Project I for Pattern Recognition @ RIT
Both classifiers are found in the classification directory and can be run using the following
usage: kd_tree.py [-h] cmd f [c [c ...]]
Classify isolated handwritten math symbols with a k-d tree implementation of
the 1-NN algorithm.
positional arguments:
cmd Whether to test or train the model
f The filename for the csv file that contains the dataset.
c The class(es) that should be processed by the classifier
optional arguments:
-h, --help show this help message and exit
usage: hmm.py [-h] cmd f [c [c ...]]
Classify isolated handwritten math symbols with an HMM.
positional arguments:
cmd Whether to test or train the model
f The filename for the csv file that contains the dataset.

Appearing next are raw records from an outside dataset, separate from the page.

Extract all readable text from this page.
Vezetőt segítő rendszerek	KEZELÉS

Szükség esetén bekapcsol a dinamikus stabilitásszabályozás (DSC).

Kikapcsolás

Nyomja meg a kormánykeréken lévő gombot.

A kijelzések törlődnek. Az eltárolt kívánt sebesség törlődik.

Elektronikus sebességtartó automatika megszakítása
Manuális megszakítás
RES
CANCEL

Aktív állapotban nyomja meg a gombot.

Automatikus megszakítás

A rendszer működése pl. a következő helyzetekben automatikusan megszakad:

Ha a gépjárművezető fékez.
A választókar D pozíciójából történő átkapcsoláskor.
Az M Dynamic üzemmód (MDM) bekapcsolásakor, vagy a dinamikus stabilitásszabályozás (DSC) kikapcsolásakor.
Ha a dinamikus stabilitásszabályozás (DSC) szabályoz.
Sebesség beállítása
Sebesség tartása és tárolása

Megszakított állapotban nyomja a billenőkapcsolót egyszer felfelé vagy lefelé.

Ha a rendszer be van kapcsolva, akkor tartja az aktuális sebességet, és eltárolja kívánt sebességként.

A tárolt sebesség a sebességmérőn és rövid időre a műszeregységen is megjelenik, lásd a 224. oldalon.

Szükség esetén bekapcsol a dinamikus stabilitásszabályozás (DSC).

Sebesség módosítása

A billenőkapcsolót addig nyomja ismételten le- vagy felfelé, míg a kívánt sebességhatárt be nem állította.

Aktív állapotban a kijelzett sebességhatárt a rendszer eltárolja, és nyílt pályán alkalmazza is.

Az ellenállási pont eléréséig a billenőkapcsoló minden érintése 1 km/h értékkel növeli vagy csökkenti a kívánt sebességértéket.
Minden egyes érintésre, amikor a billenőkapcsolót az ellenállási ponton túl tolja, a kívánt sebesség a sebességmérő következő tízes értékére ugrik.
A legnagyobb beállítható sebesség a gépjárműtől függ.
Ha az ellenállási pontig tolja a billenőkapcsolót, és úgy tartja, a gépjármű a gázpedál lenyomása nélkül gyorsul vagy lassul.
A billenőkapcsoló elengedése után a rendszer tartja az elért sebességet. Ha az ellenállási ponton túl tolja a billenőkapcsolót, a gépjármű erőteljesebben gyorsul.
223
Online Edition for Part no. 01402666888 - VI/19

c The class(es) that should be processed by the classifier
optional arguments:
-h, --help show this help message and exit
For instance, the kd_tree
implementation can be trained
python kd_tree.py train path/to/training_set.csv
which will save a model at classification/models/kd_tree.model
and then
tested
python kd_tree.py test path/to/testing_set.csv
which will load the model from this location.
Pre-trained models have been provided so you need only run the test command to see our models in action.
usage: segmenter.py [-h] cmd type
Segmentation algorithm that uses Adaboost trained on a combination of
geometric, multi-scale shape context, and classifier features.
positional arguments:
cmd Whether to test or train the model
type Determine what size of data to train on
optional arguments:
-h, --help show this help message and exit
usage: parser.py [-h] cmd type
Parsing algorithm that uses an MST based aproach to perform structural
analysis on groupings of math symbols.
positional arguments:
cmd Whether to test, test_segmenter, or train the model
type Determine what size of data to train on
optional arguments:
-h, --help show this help message and exit
It is worth noting that the test_segmenter
option exists to allow you to test
parsing on segmentation output instead of ground truth. Though this is a requirement,
the pretrained models do not support the functionality as the segmenter was trained in full
before the method allowing this functionality was added. If you would like to test this, you
must retrain the segmenter.
The classifiers currently expects the trainingSymbols/
and trainingJunk/
to reside under
dataset/
. To change this behavior, edit the location attribute of the dataset_meta dictionary in classification/config.py
.
The segmenter and parser expect the dataset at whatever is specified in the base level config.py. Change this to point to your dataset.
This project uses the following libraries.
- sklearn
- hmmlearn
- progressbar2
- numpy
- scipy
- networkx
- PIL
- BeautifulSoup